Com dezassete anos tinha treinos em Espinho às 10 da noite. Regressava a casa no comboio da meia-noite e meia e só jantava à uma da manhã.. Estava diminuído por sucessivas lesões e cansado desse ritmo. Quando fui estudar para Coimbra, deixei tudo, aliviado.
A minha carreira tinha acabado um ano antes, precisamente nesse estágio da selecção nacional de 1986. Depois de cumprir o sonho de ser convocado pelo falecido Sálvio Nora, parti o pé numa brincadeira estúpida com o meu próprio irmão e nunca mais voltei a ser um atleta completo. Tive sucessivas rupturas de ligamentos. Passava mais tempo de muletas do que a jogar.

Esse estágio da selecção nacional foi, apesar de tudo, marcante na minha formação como homem e desportista. Partilhar esses breves dias de "tropa" com adversários que defrontava desde pequenino, numa altura em que o Voleibol era amadorismo no seu estado mais puro, deu-me amigos a cujas carreiras nunca mais fui indiferente.

Homens sábios dizem que o que distingue o voleibol de outros desportos é que, se for alcançado o objectivo máximo, que é manter a bola a no ar, existe uma comunhão absoluta entre os dois lados do campo. É verdade: o primeiro objectivo do voleibol é manter a "bola a voar", e só depois colocá-la dentro do campo adversário. Quando a bola voa durante longos minutos sem cair (o "rally") o jogo atinge a sua beleza máxima. E há verdadeira comunhão entre adversários.

Recordo-me de outras vezes em que estas meninas da selecção nacional de cadetes se cruzaram connosco naquele pavilhão, e do (nosso) secreto desejo de partilhar outra vez o campo com pessoas com um mundo de possibilidades pela frente.
Hoje foi o dia.

Há 24 anos atrás, envergando uma camisola parecida que dizia nas costas "Portugal Voleibol 1988" (era esse europeu que estávamos a preparar) não tive o privilégio de defrontar antigos jogadores.
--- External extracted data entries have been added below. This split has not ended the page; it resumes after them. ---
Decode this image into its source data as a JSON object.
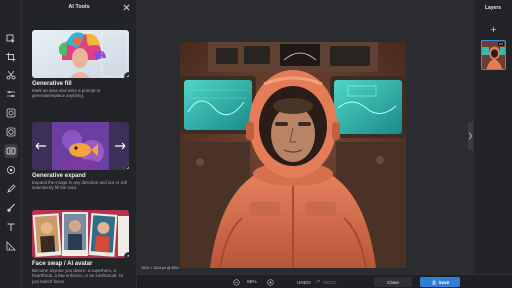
{
  "panel": {
    "title": "AI Tools",
    "cards": [
      {
        "title": "Generative fill",
        "desc": "Mark an area and write a prompt to generate/replace anything."
      },
      {
        "title": "Generative expand",
        "desc": "Expand the image in any direction and our AI will seamlessly fill the void."
      },
      {
        "title": "Face swap / AI avatar",
        "desc": "Become anyone you desire: a superhero, a heartthrob, a law enforcer, or an intellectual. Or just switch faces"
      }
    ]
  },
  "canvas": {
    "size_label": "1024 × 1024 px @ 46%"
  },
  "layers": {
    "title": "Layers",
    "more": "•••"
  },
  "bottombar": {
    "zoom": "68%",
    "undo": "UNDO",
    "redo": "REDO",
    "close": "Close",
    "save": "Save"
  },
  "colors": {
    "accent": "#2f7ed8",
    "panel_bg": "#232427",
    "canvas_bg": "#2b2c2f"
  },
  "icons": [
    "select-icon",
    "crop-icon",
    "cut-icon",
    "adjust-icon",
    "effects-icon",
    "filter-icon",
    "retouch-icon",
    "ai-tools-icon",
    "face-icon",
    "paint-icon",
    "brush-icon",
    "text-icon",
    "graphics-icon"
  ]
}
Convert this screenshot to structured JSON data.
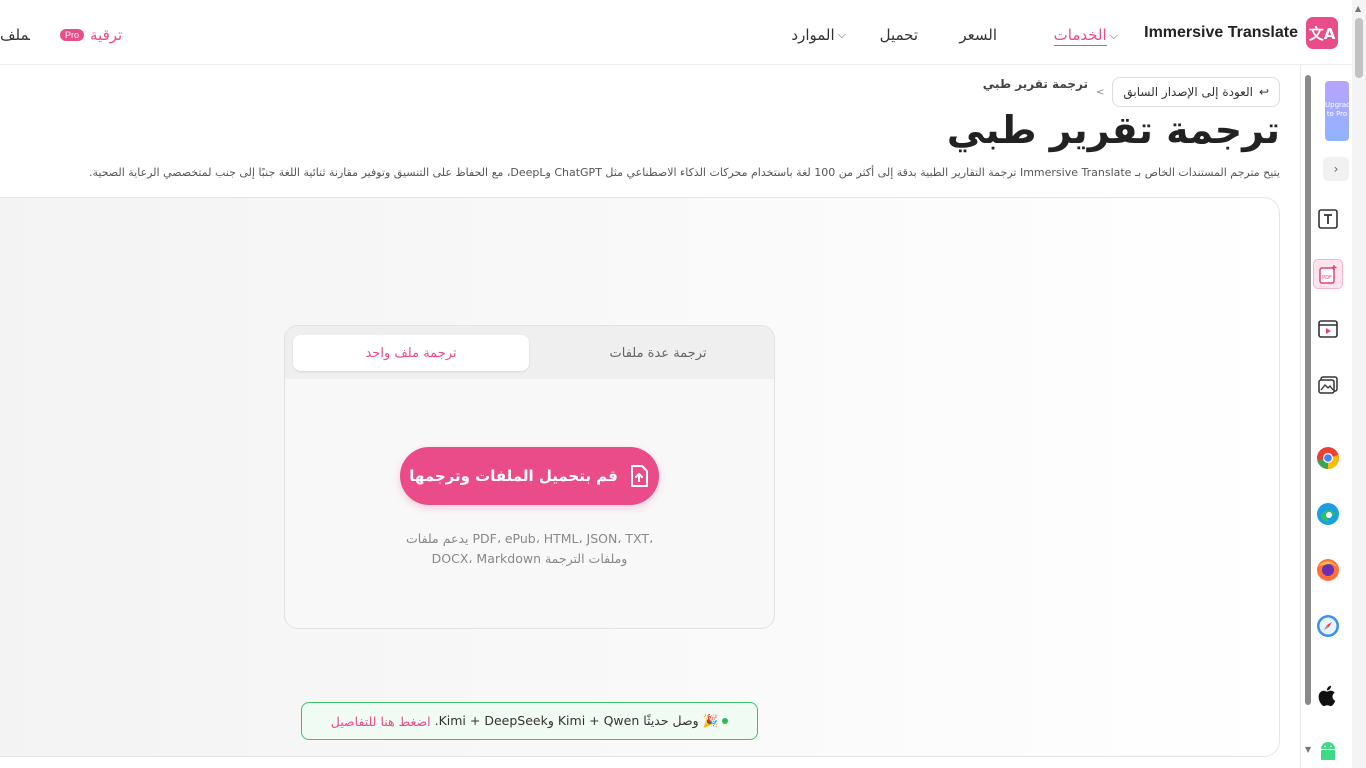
{
  "nav": {
    "brand": "Immersive Translate",
    "services": "الخدمات",
    "pricing": "السعر",
    "download": "تحميل",
    "resources": "الموارد",
    "upgrade": "ترقية",
    "pro_badge": "Pro",
    "cut_link": "الملف"
  },
  "breadcrumb": {
    "back_label": "العودة إلى الإصدار السابق",
    "separator": ">",
    "current": "ترجمة تقرير طبي"
  },
  "page": {
    "title": "ترجمة تقرير طبي",
    "description": "يتيح مترجم المستندات الخاص بـ Immersive Translate ترجمة التقارير الطبية بدقة إلى أكثر من 100 لغة باستخدام محركات الذكاء الاصطناعي مثل ChatGPT وDeepL، مع الحفاظ على التنسيق وتوفير مقارنة ثنائية اللغة جنبًا إلى جنب لمتخصصي الرعاية الصحية."
  },
  "upload": {
    "tab_single": "ترجمة ملف واحد",
    "tab_multi": "ترجمة عدة ملفات",
    "button_label": "قم بتحميل الملفات وترجمها",
    "support_line1": "يدعم ملفات PDF، ePub، HTML، JSON، TXT،",
    "support_line2": "DOCX، Markdown وملفات الترجمة"
  },
  "news": {
    "text": "🎉 وصل حديثًا Kimi + Qwen وKimi + DeepSeek.",
    "link": "اضغط هنا للتفاصيل"
  },
  "sidebar": {
    "promo": "Upgrade to Pro",
    "icons": [
      "text-translate-icon",
      "pdf-translate-icon",
      "video-icon",
      "image-icon",
      "chrome-icon",
      "edge-icon",
      "firefox-icon",
      "safari-icon",
      "apple-icon",
      "android-icon"
    ]
  },
  "colors": {
    "accent": "#ea4c89",
    "news_border": "#3cc06a"
  }
}
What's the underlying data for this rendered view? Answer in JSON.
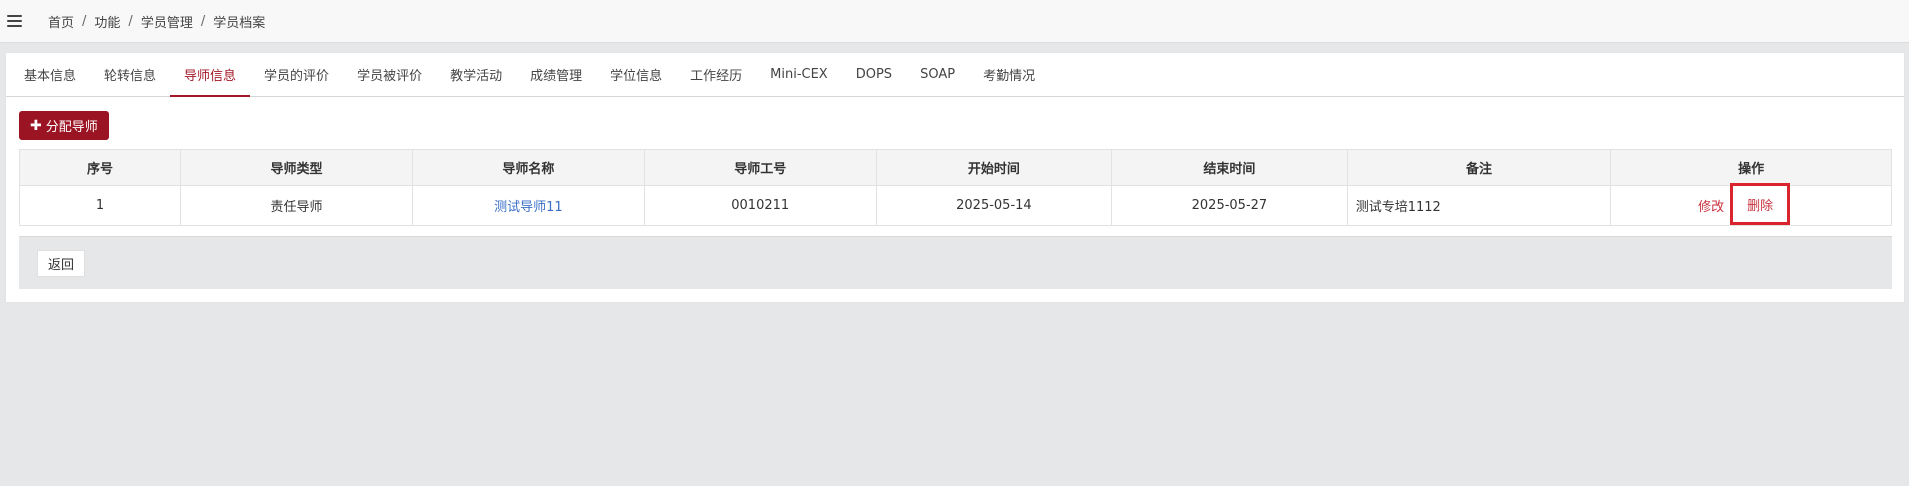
{
  "breadcrumb": [
    "首页",
    "功能",
    "学员管理",
    "学员档案"
  ],
  "tabs": [
    "基本信息",
    "轮转信息",
    "导师信息",
    "学员的评价",
    "学员被评价",
    "教学活动",
    "成绩管理",
    "学位信息",
    "工作经历",
    "Mini-CEX",
    "DOPS",
    "SOAP",
    "考勤情况"
  ],
  "active_tab": "导师信息",
  "toolbar": {
    "assign_label": "分配导师",
    "assign_icon": "plus-icon"
  },
  "table": {
    "headers": [
      "序号",
      "导师类型",
      "导师名称",
      "导师工号",
      "开始时间",
      "结束时间",
      "备注",
      "操作"
    ],
    "rows": [
      {
        "index": "1",
        "type": "责任导师",
        "name": "测试导师11",
        "code": "0010211",
        "start": "2025-05-14",
        "end": "2025-05-27",
        "note": "测试专培1112",
        "edit_label": "修改",
        "delete_label": "删除"
      }
    ]
  },
  "footer": {
    "back_label": "返回"
  },
  "colors": {
    "brand": "#9b1423",
    "accent": "#a3182a",
    "link": "#3a6fc6",
    "highlight": "#d9232d"
  }
}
Não sei se estas meninas de hoje valorizaram a oportunidade. Eu senti-me transparente. As nossas adversárias desta noite, concentradas e empenhadas nas suas carreiras e no seu potencial, não nos "viram", realmente, do lado de lá. Mas eu vi-as a elas. Vi o seu olhar límpido, puro, cheio de possibilidades, e estar ali a participar no seu crescimento de uma forma tão plana, tão igual, com os corpos a mergulhar ao encontro da mesma bola, o suor em atrito com o chão, as mãos no ar, o balanço dos braços, afinal os vinte e quatro anos que para mim passaram num repente não significarem abismos ou fronteiras, e nós todos, sem excepção, estávamos num estado de graça que parecia um qualquer delírio comatoso de homens que não sabiam exactamente o que fazer.

A verdade é que nos sentíamos tão privilegiados que ninguém soube desempenhar cabalmente o seu papel, e isso acabou por abonar em prol de um inesperado equilíbrio que nos trouxe a humildade que as pessoas de quinze anos, sei-o aqui como nas maravilhosas aulas de Direito que dou nas escolas a rapazes e raparigas da mesma idade, convocam para nós.

Porque eles têm a vida pela frente, uma enorme e difícil interrogação que já não nos atormenta, mas devia.

Não que tenhamos perdido o jogo, mas porque essa possibilidade era real, foi com humildade e admiração por aquela forma pura de se ser, pelo espelho de um passado que me parece tão perto e tão breve, que valeu cada set, cada ponto, cada momento.

Obrigado, meninas.

Pedro Guilherme-Moreira

PS: Deixo uma lista aproximada das nossas adversárias, para que vejam com o que lidamos hoje, entre os 15 e os 17 anos:). Uma delas tem mais um centímetro do que eu:).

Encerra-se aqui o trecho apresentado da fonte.